A rigorous career and technical education (CTE) program and high expectations for all students guide the success of Worcester (MA) Technical High School, led by NASSP National High School Principal of the Year Sheila Harrity.

Worcester Tech, which was also named a MetLife Foundation-NASSP Breakthrough School in 2011, has 1,400 students in 24 technical programs within four small learning communities. Once the lowest-performing high school in the city and the poorest performing vocational school in the state, the students are graduating at high levels and performing well on state assessments, and the achievement gap has decreased significantly for all student subgroups.
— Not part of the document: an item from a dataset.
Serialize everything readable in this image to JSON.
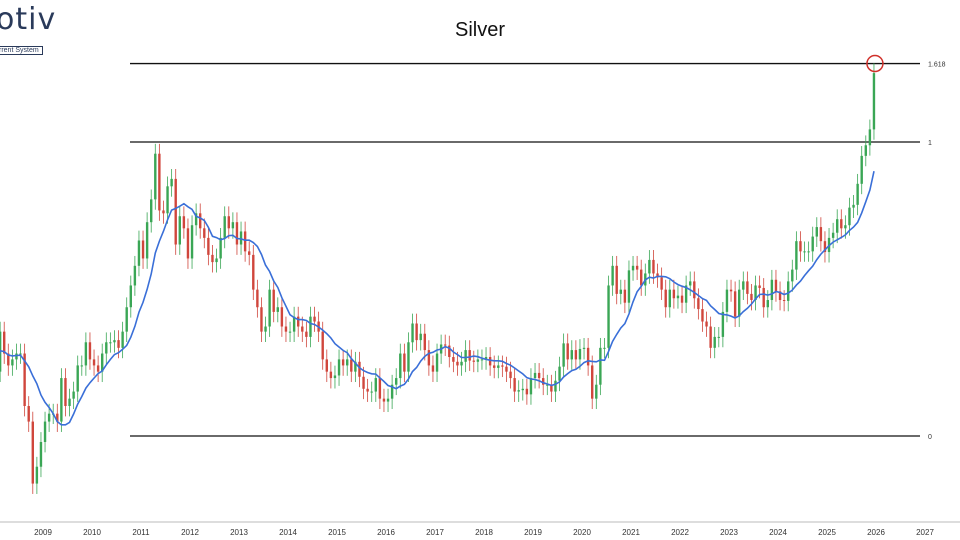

Students are graduating college and career-ready at Worcester Tech, taking AP courses and earning a high school diploma in addition to receiving college credits and an industry credential in some fields. Harrity has been able to leverage partnerships with business and industry and four-year colleges and universities, which help support a full-service restaurant, day spa and salon, 16-bay auto service center, and veterinary clinic at the school.

“Our school’s success and the city’s success are intertwined,” Harrity has stated, noting that students are leaving Worcester Tech with the skills to secure good-paying and rewarding jobs in the community.
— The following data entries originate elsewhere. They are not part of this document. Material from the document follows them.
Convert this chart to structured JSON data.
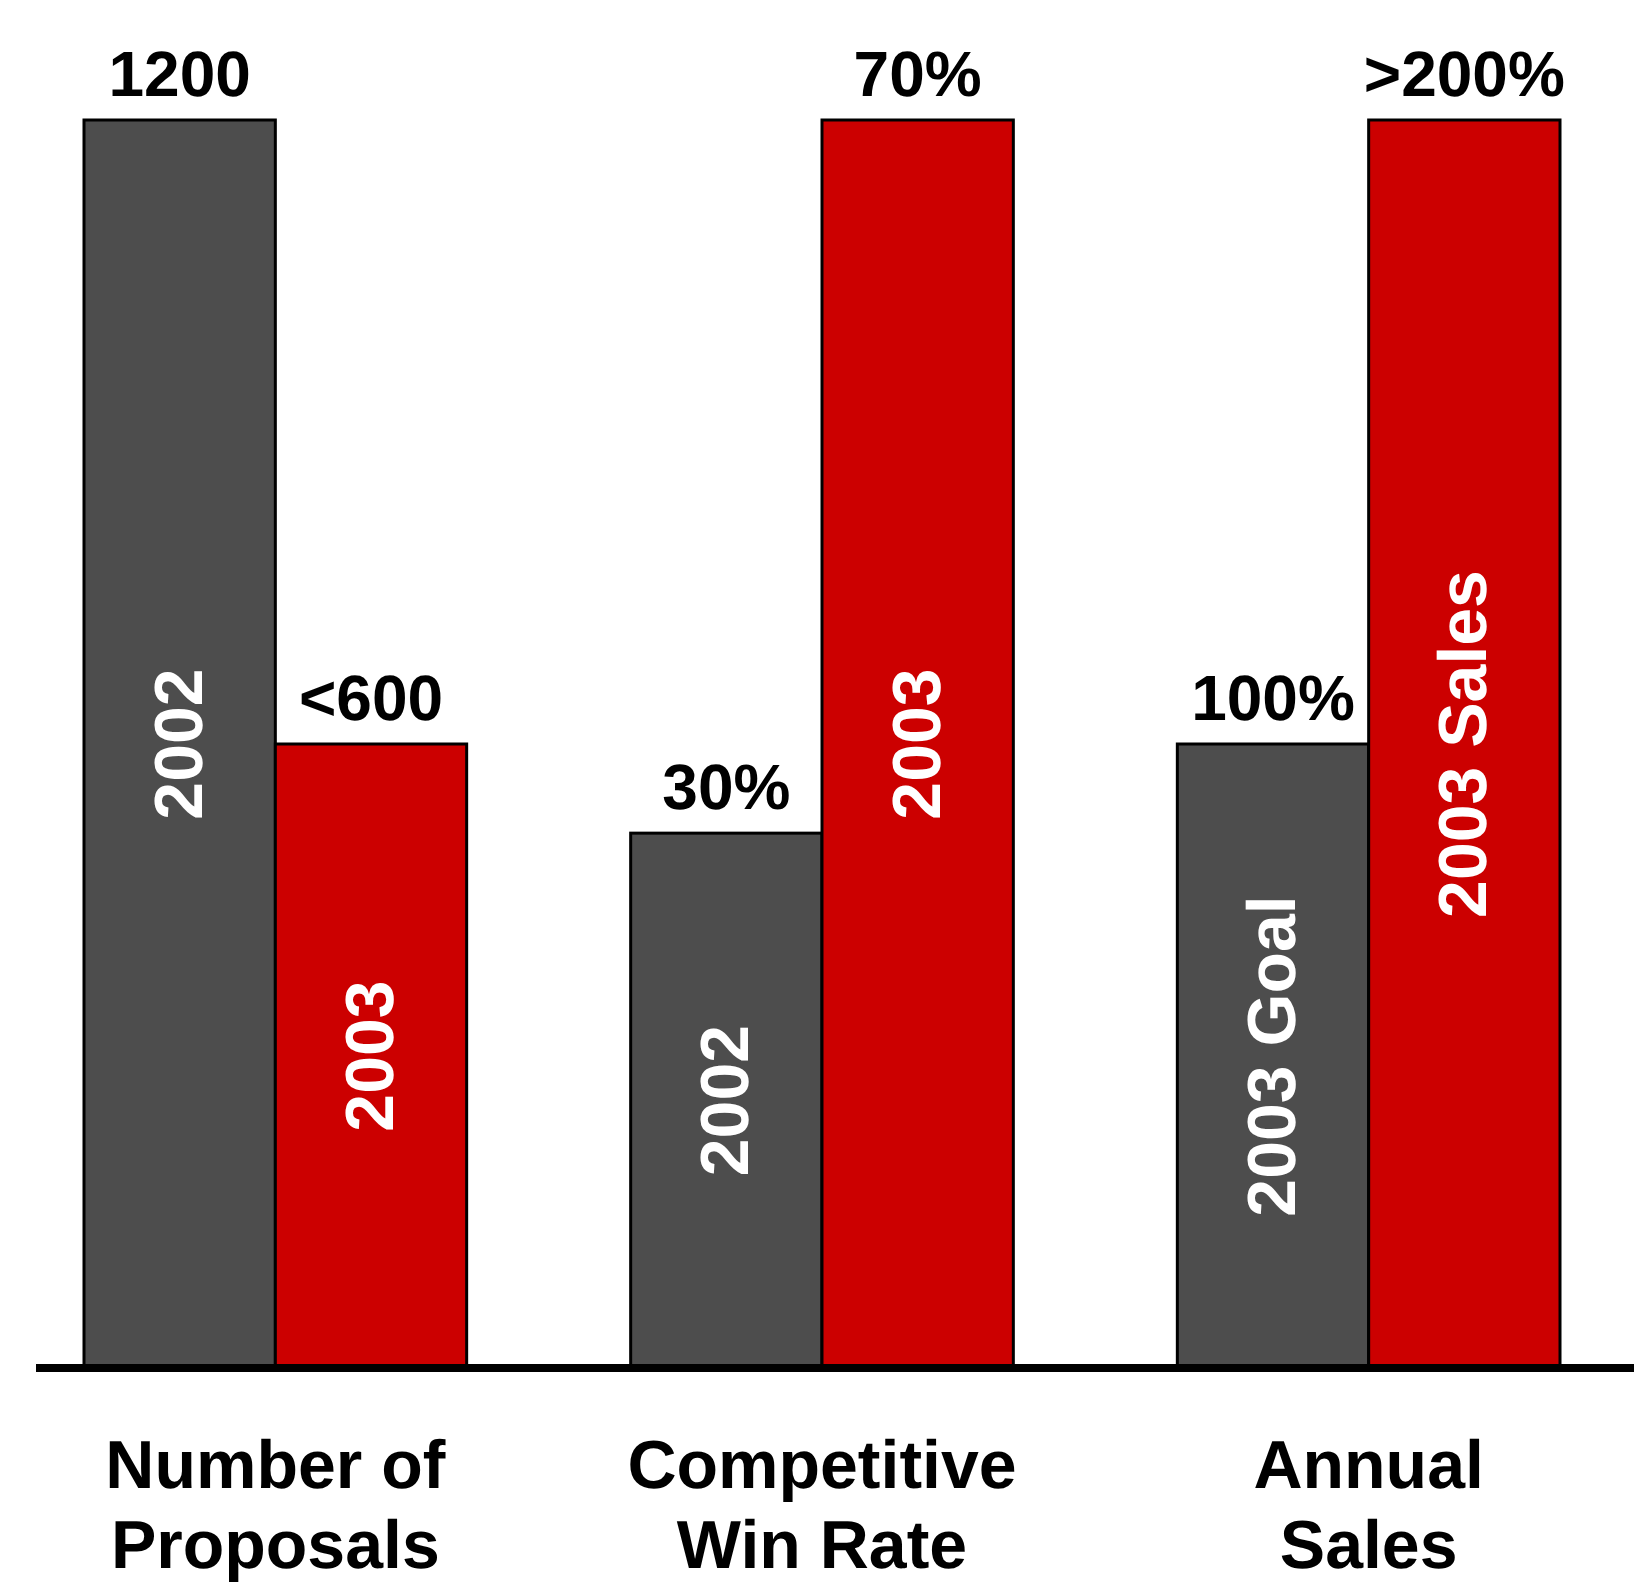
{
  "chart_data": [
    {
      "type": "bar",
      "xlabel": "Number of\nProposals",
      "categories": [
        "2002",
        "2003"
      ],
      "values": [
        1200,
        600
      ],
      "colors": [
        "#4d4d4d",
        "#cc0000"
      ],
      "value_labels": [
        "1200",
        "<600"
      ],
      "ylim": [
        0,
        1200
      ]
    },
    {
      "type": "bar",
      "xlabel": "Competitive\nWin Rate",
      "categories": [
        "2002",
        "2003"
      ],
      "values": [
        30,
        70
      ],
      "colors": [
        "#4d4d4d",
        "#cc0000"
      ],
      "value_labels": [
        "30%",
        "70%"
      ],
      "ylim": [
        0,
        70
      ]
    },
    {
      "type": "bar",
      "xlabel": "Annual\nSales",
      "categories": [
        "2003 Goal",
        "2003 Sales"
      ],
      "values": [
        100,
        200
      ],
      "colors": [
        "#4d4d4d",
        "#cc0000"
      ],
      "value_labels": [
        "100%",
        ">200%"
      ],
      "ylim": [
        0,
        200
      ]
    }
  ]
}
Harrity shared her story on Capitol Hill in September 2013 at a hearing to discuss CTE programs and reauthorization of the Carl D. Perkins Career and Technical Education Act. Her expertise was instrumental in the development of NASSP’s recommendations to reauthorize the law, which NASSP submitted to the House Education and the Workforce Committee in November. The committee held a second hearing that month and is expected to release draft legislation on the law’s reauthorization sometime this year.
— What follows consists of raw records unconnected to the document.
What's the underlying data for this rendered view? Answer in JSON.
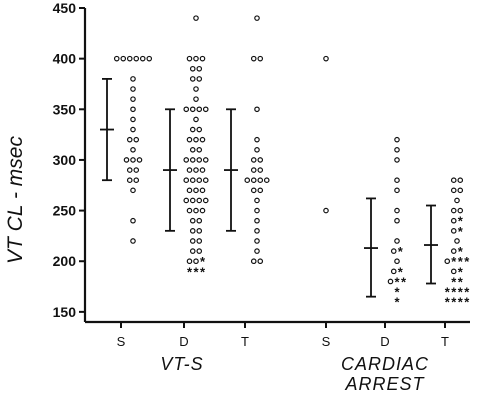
{
  "chart_data": {
    "type": "scatter",
    "ylabel": "VT CL - msec",
    "ylim": [
      140,
      450
    ],
    "yticks": [
      150,
      200,
      250,
      300,
      350,
      400,
      450
    ],
    "categories": [
      {
        "label": "S",
        "group": 0
      },
      {
        "label": "D",
        "group": 0
      },
      {
        "label": "T",
        "group": 0
      },
      {
        "label": "S",
        "group": 1
      },
      {
        "label": "D",
        "group": 1
      },
      {
        "label": "T",
        "group": 1
      }
    ],
    "groups": [
      "VT-S",
      "CARDIAC ARREST"
    ],
    "markers": {
      "open": "o",
      "filled": "*"
    },
    "series": [
      {
        "category": 0,
        "summary": {
          "mean": 330,
          "lower": 280,
          "upper": 380
        },
        "open": [
          400,
          400,
          400,
          400,
          400,
          400,
          380,
          370,
          360,
          350,
          340,
          330,
          320,
          320,
          310,
          300,
          300,
          300,
          290,
          290,
          280,
          280,
          270,
          240,
          220
        ],
        "filled": []
      },
      {
        "category": 1,
        "summary": {
          "mean": 290,
          "lower": 230,
          "upper": 350
        },
        "open": [
          440,
          400,
          400,
          400,
          390,
          390,
          380,
          380,
          370,
          360,
          350,
          350,
          350,
          350,
          340,
          330,
          330,
          320,
          320,
          320,
          310,
          310,
          300,
          300,
          300,
          300,
          290,
          290,
          290,
          280,
          280,
          280,
          280,
          270,
          270,
          270,
          260,
          260,
          260,
          260,
          250,
          250,
          250,
          240,
          240,
          230,
          230,
          220,
          220,
          210,
          210,
          200,
          200
        ],
        "filled": [
          200,
          190,
          190,
          190
        ]
      },
      {
        "category": 2,
        "summary": {
          "mean": 290,
          "lower": 230,
          "upper": 350
        },
        "open": [
          440,
          400,
          400,
          350,
          320,
          310,
          300,
          300,
          290,
          290,
          280,
          280,
          280,
          280,
          270,
          270,
          260,
          250,
          240,
          230,
          220,
          210,
          200,
          200
        ],
        "filled": []
      },
      {
        "category": 3,
        "summary": null,
        "open": [
          400,
          250
        ],
        "filled": []
      },
      {
        "category": 4,
        "summary": {
          "mean": 213,
          "lower": 165,
          "upper": 262
        },
        "open": [
          320,
          310,
          300,
          280,
          270,
          250,
          240,
          220,
          210,
          200,
          190,
          180
        ],
        "filled": [
          210,
          190,
          180,
          180,
          170,
          160
        ]
      },
      {
        "category": 5,
        "summary": {
          "mean": 216,
          "lower": 178,
          "upper": 255
        },
        "open": [
          280,
          280,
          270,
          270,
          260,
          250,
          250,
          240,
          230,
          220,
          210,
          200,
          190
        ],
        "filled": [
          240,
          230,
          210,
          200,
          200,
          200,
          190,
          180,
          180,
          170,
          170,
          170,
          170,
          160,
          160,
          160,
          160
        ]
      }
    ]
  }
}
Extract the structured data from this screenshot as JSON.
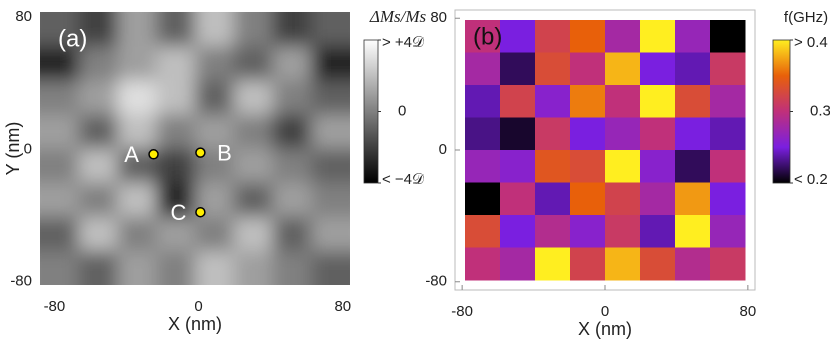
{
  "chart_data": [
    {
      "type": "heatmap",
      "panel_label": "(a)",
      "x_label": "X (nm)",
      "y_label": "Y (nm)",
      "xlim": [
        -88,
        84
      ],
      "ylim": [
        -82,
        83
      ],
      "xticks": [
        -80,
        0,
        80
      ],
      "yticks": [
        -80,
        0,
        80
      ],
      "z": [
        [
          -1,
          -2,
          1,
          -1,
          2,
          0,
          -2,
          -1
        ],
        [
          -3,
          0,
          1,
          2,
          0,
          -1,
          1,
          -3
        ],
        [
          0,
          1,
          3,
          2,
          -1,
          2,
          0,
          -1
        ],
        [
          1,
          -1,
          2,
          0,
          1,
          0,
          -2,
          1
        ],
        [
          0,
          2,
          -1,
          -2,
          0,
          1,
          0,
          -1
        ],
        [
          1,
          0,
          2,
          -3,
          1,
          -1,
          1,
          0
        ],
        [
          -1,
          2,
          0,
          1,
          0,
          2,
          -1,
          1
        ],
        [
          0,
          -1,
          1,
          0,
          2,
          1,
          0,
          -1
        ]
      ],
      "zlim": [
        -4,
        4
      ],
      "colormap": [
        "#000000",
        "#ffffff"
      ],
      "colorbar_title": "ΔMs/Ms",
      "colorbar_ticks": [
        {
          "value": 4,
          "label": "> +4𝒟"
        },
        0,
        {
          "value": -4,
          "label": "< −4𝒟"
        }
      ],
      "points": [
        {
          "label": "A",
          "x": -25,
          "y": -3
        },
        {
          "label": "B",
          "x": 1,
          "y": -2
        },
        {
          "label": "C",
          "x": 1,
          "y": -38
        }
      ],
      "point_color": "#ffee00"
    },
    {
      "type": "heatmap",
      "panel_label": "(b)",
      "x_label": "X (nm)",
      "xlim": [
        -84,
        84
      ],
      "ylim": [
        -85,
        85
      ],
      "xticks": [
        -80,
        0,
        80
      ],
      "yticks": [
        -80,
        0,
        80
      ],
      "z": [
        [
          0.3,
          0.25,
          0.32,
          0.35,
          0.28,
          0.4,
          0.27,
          0.2
        ],
        [
          0.28,
          0.22,
          0.33,
          0.3,
          0.38,
          0.25,
          0.24,
          0.31
        ],
        [
          0.24,
          0.32,
          0.26,
          0.36,
          0.3,
          0.4,
          0.33,
          0.28
        ],
        [
          0.23,
          0.21,
          0.31,
          0.25,
          0.27,
          0.3,
          0.25,
          0.24
        ],
        [
          0.27,
          0.26,
          0.34,
          0.33,
          0.4,
          0.26,
          0.22,
          0.3
        ],
        [
          0.2,
          0.3,
          0.24,
          0.35,
          0.32,
          0.28,
          0.37,
          0.25
        ],
        [
          0.33,
          0.25,
          0.29,
          0.26,
          0.31,
          0.24,
          0.4,
          0.27
        ],
        [
          0.3,
          0.28,
          0.4,
          0.32,
          0.38,
          0.33,
          0.29,
          0.31
        ]
      ],
      "zlim": [
        0.2,
        0.4
      ],
      "colormap": [
        "#000000",
        "#7a1fe0",
        "#c0307a",
        "#e8600a",
        "#ffee20"
      ],
      "colorbar_title": "f(GHz)",
      "colorbar_ticks": [
        {
          "value": 0.4,
          "label": "> 0.4"
        },
        0.3,
        {
          "value": 0.2,
          "label": "< 0.2"
        }
      ]
    }
  ]
}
President Obama has also been promoting CTE programs and highlighted the new YouthCareer Connect Grants in his State of the Union address last month. Two hundred and seventy five schools have applied for the grants, which are part of the administration’s high school redesign effort to “challenge high schools and their partners to rethink teaching and learning and put in place learning models that are rigorous, relevant, and better focused on real-world experiences.” Winners will be announced by the Department of Labor this spring.